Oh, and the deeply unsubtle and remarkably stupid Japanese attempt to browbeat, intimidate and coerce the U.K. into doing what their Prime Minister and his disreputable brotherhood of quasi-nefarious, anti-democratic scoundrels want us to do only serves to highlight one of the major faults of the E.U. It’s unwieldy, bureaucratic and ridiculously (and increasingly) capricious restraints and regulations on trade and business has meant that one of the few sensible ways for companies to trade into the E.U. is by basing themselves in either the U.K. or the Republic of Ireland. By so doing they put the comparatively sane business laws of those two countries around their operations without having to deal with the massively crazy regulations that obtain elsewhere in the E.U.

That is what Japanese companies are afraid that they might lose. But they, and their government, have hampered and hindered every attempt over the last twenty years by the governments of the U.K. and Eire to reform and curtail the burgeoning E.U. bureaucracy and the ever proliferating laws and regulations that have become so nit-picking that many in business in both countries jokingly say that they imminently expect a regulation governing the point size of the full stops to be used in companies’ reports. The Japanese only have themselves to blame and we Brexiteers have no sympathy for them.

They should have helped us whilst reform of the moribund and soon to be bankrupt E.U. was still possible, but as usual they didn’t want to make any effort to understand or come to grips with the world outside Japan. So I have this to say to them: please keep up the threats because actions like that childish so-called report only make it more likely that we Brexiteers might win in the end. You’ve offended so many British people by saying what you did that many are now saying that the sooner you leave the U.K, the better, for you obviously have no concept of freedom or democracy. I’ve even heard some people say that they’d rather be poor and free than wealthy and in thrall to such a philosophy as is embodied by those fifteen pages.

My dear American cousins, you’ll also have noted, I suppose, that your remarkably dense current President has committed your country to doing trade deals with the unelected oligarchy that runs the E.U. rather than with a free democracy such as the U.K. I was naïve enough to believe that the day and age of the U.S.A. supporting tyrannies was over. Obviously I was wrong.
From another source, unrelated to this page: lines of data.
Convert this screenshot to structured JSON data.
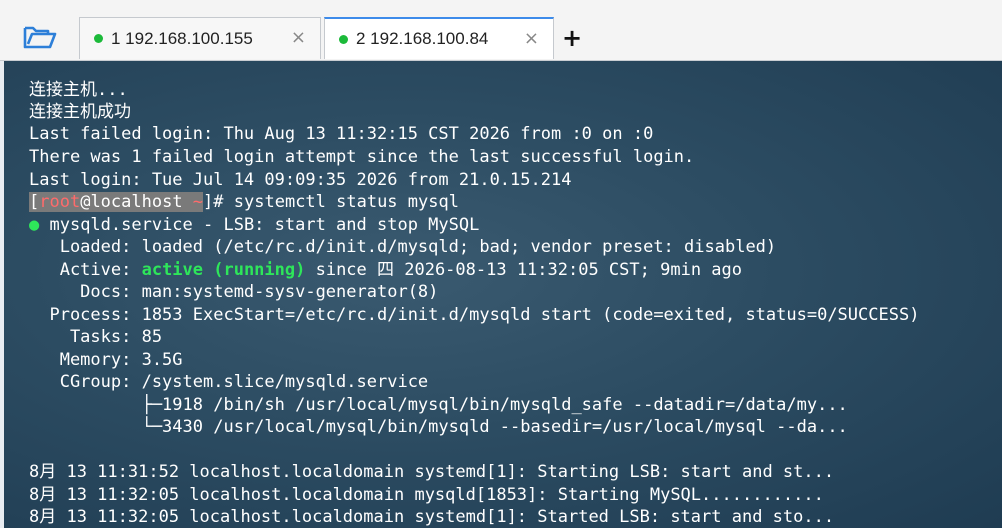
{
  "toolbar": {
    "folder_icon": "folder-open-icon"
  },
  "tabs": [
    {
      "label": "1 192.168.100.155",
      "status_color": "#1cba3a",
      "close": "×",
      "active": false
    },
    {
      "label": "2 192.168.100.84",
      "status_color": "#1cba3a",
      "close": "×",
      "active": true
    }
  ],
  "add_tab": "+",
  "terminal": {
    "lines": [
      "连接主机...",
      "连接主机成功",
      "Last failed login: Thu Aug 13 11:32:15 CST 2026 from :0 on :0",
      "There was 1 failed login attempt since the last successful login.",
      "Last login: Tue Jul 14 09:09:35 2026 from 21.0.15.214"
    ],
    "prompt": {
      "open": "[",
      "user": "root",
      "at": "@localhost ",
      "path": "~",
      "close": "]",
      "sign": "# ",
      "command": "systemctl status mysql"
    },
    "status": {
      "bullet": "●",
      "service": " mysqld.service - LSB: start and stop MySQL",
      "loaded": "   Loaded: loaded (/etc/rc.d/init.d/mysqld; bad; vendor preset: disabled)",
      "active_prefix": "   Active: ",
      "active_state": "active (running)",
      "active_suffix": " since 四 2026-08-13 11:32:05 CST; 9min ago",
      "docs": "     Docs: man:systemd-sysv-generator(8)",
      "process": "  Process: 1853 ExecStart=/etc/rc.d/init.d/mysqld start (code=exited, status=0/SUCCESS)",
      "tasks": "    Tasks: 85",
      "memory": "   Memory: 3.5G",
      "cgroup": "   CGroup: /system.slice/mysqld.service",
      "tree1": "           ├─1918 /bin/sh /usr/local/mysql/bin/mysqld_safe --datadir=/data/my...",
      "tree2": "           └─3430 /usr/local/mysql/bin/mysqld --basedir=/usr/local/mysql --da..."
    },
    "logs": [
      "8月 13 11:31:52 localhost.localdomain systemd[1]: Starting LSB: start and st...",
      "8月 13 11:32:05 localhost.localdomain mysqld[1853]: Starting MySQL............",
      "8月 13 11:32:05 localhost.localdomain systemd[1]: Started LSB: start and sto..."
    ]
  }
}
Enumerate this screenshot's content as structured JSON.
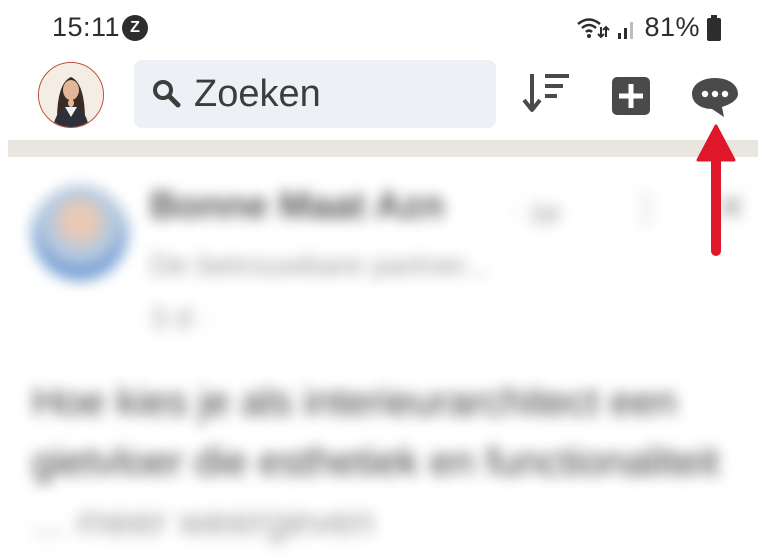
{
  "status_bar": {
    "time": "15:11",
    "app_badge": "Z",
    "battery": "81%",
    "icons": [
      "wifi-calling-icon",
      "signal-icon",
      "battery-icon"
    ]
  },
  "top_bar": {
    "search_placeholder": "Zoeken",
    "icons": [
      "search-icon",
      "sort-icon",
      "add-post-icon",
      "messaging-icon"
    ]
  },
  "feed": {
    "author_name": "Bonne Maat Azn",
    "degree": "· 1e",
    "headline": "De betrouwbare partner...",
    "time": "3 d ·",
    "post_text": "Hoe kies je als interieurarchitect een gietvloer die esthetiek en functionaliteit",
    "see_more": "... meer weergeven"
  },
  "colors": {
    "search_bg": "#edf1f6",
    "icon_dark": "#4a4a4a",
    "separator": "#e9e5df",
    "annotation_arrow": "#e0172b"
  }
}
Freedom is without price, but its cost can be high nonetheless. Many in the U.K. today would willingly meet that cost. It’s only the Remainiacs who want to remain in a state of quasi-slavery and to continue to be ruled over by the incompetent and the corrupt. They’ll get their way, but that will have a price. I wonder, will we Brexiteers be happy to pay it? I won’t be and that has left me pondering an insoluble question – is it ever right to indulge in civil disobedience or insurrection in a democracy, and if it is when, precisely, would it be correct to do so?